There has been so much hype about this series for the past three years or so. SO.MUCH. I had to give it ago. I’m usually not the biggest fan of straight up romance, but I do love YA and I enjoy most dystopian novels.

The beginning of this novel was kind of slow for me. I did not feel very connected with the characters until the last third of the book. I know America is a teenager, around the age of 17 I am guessing, but she seems so childish in the beginning. Even though she cares deeply for her family, I just got a sense of childish stubbornness from her and it made me not like her very much. It was also hard for me to like Aspen, he seemed like such a horn dog! And I couldn’t tell if he was using her in the beginning.

Once America arrived at the palace I started enjoying the novel much more. I love her maids and Maxon.
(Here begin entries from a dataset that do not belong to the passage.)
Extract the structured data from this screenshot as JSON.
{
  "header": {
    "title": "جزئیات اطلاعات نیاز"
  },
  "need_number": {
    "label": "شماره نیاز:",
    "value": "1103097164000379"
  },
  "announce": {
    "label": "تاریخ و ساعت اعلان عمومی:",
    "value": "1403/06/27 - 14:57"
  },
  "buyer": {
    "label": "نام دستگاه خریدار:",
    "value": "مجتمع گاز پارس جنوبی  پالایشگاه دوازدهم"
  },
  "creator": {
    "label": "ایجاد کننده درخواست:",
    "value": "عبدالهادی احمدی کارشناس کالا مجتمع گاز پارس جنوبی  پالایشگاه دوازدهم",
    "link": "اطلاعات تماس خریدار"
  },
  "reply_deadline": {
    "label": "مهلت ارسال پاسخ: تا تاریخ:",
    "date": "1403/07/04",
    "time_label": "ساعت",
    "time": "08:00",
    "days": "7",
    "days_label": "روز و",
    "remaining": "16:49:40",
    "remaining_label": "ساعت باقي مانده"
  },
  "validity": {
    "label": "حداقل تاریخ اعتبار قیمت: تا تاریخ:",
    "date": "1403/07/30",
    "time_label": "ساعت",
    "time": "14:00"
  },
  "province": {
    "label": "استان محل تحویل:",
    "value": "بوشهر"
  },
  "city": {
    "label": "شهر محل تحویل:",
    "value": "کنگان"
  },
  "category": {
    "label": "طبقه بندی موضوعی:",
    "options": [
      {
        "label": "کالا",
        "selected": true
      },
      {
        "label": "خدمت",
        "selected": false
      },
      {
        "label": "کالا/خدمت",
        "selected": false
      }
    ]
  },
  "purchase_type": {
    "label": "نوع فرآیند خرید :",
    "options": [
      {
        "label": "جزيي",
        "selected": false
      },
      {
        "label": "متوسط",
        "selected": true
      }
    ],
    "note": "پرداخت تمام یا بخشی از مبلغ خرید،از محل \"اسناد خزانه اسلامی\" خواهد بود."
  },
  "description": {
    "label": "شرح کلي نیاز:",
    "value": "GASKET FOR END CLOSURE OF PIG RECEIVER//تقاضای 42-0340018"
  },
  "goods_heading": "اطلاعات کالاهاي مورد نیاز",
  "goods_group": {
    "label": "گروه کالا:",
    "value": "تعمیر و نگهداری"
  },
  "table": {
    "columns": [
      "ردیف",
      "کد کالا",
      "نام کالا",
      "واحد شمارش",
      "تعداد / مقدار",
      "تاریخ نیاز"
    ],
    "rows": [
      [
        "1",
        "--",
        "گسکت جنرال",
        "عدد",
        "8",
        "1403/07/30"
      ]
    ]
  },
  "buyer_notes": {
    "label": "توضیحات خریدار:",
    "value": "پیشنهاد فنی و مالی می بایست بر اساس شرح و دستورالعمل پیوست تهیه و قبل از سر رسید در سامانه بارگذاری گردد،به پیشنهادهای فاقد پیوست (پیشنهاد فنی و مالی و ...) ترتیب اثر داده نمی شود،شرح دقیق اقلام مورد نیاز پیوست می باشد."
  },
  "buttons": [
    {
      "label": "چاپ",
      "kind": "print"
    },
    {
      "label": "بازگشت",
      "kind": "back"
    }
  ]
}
I like how stiff he is because he’s a teenager too and is learning how to juggle becoming regent one day and courting all these girls. America does stand out in the group of bachelorettes. She has a kind heart and her stubbornness turns into good. She starts to use it to stand up for what she believes in and I think she grows as a person.

To be honest, I didn’t miss Aspen at all. Good riddance! He just wasn’t my cup of tea. And I feel as if America and Maxon struggle with them things. They both just want to be true to themselves. She wants to get over her heartbreak and do whats best for her family. He wants to improve as a ruler and war strategist and find a girl who will love him back. I feel as if they are more cohesive than her and Aspen.

All the while, there are Northern and Southern rebels attacking the palace sporadically. It seems as if they are searching for something within the palace walls but the monarchy has no idea what for. They are also getting increasingly more violent with their attacks. I love this extra aspect of the book. It adds some suspense to the love story. It also makes you wonder if the monarchy will continue their love connection competition for their son or if he will just have to send everyone home eventually to keep them safe for the war that begins raging.

I gave this book 4/5 stars on Goodreads. I love the way it ended and I will definitely be purchasing the next novel.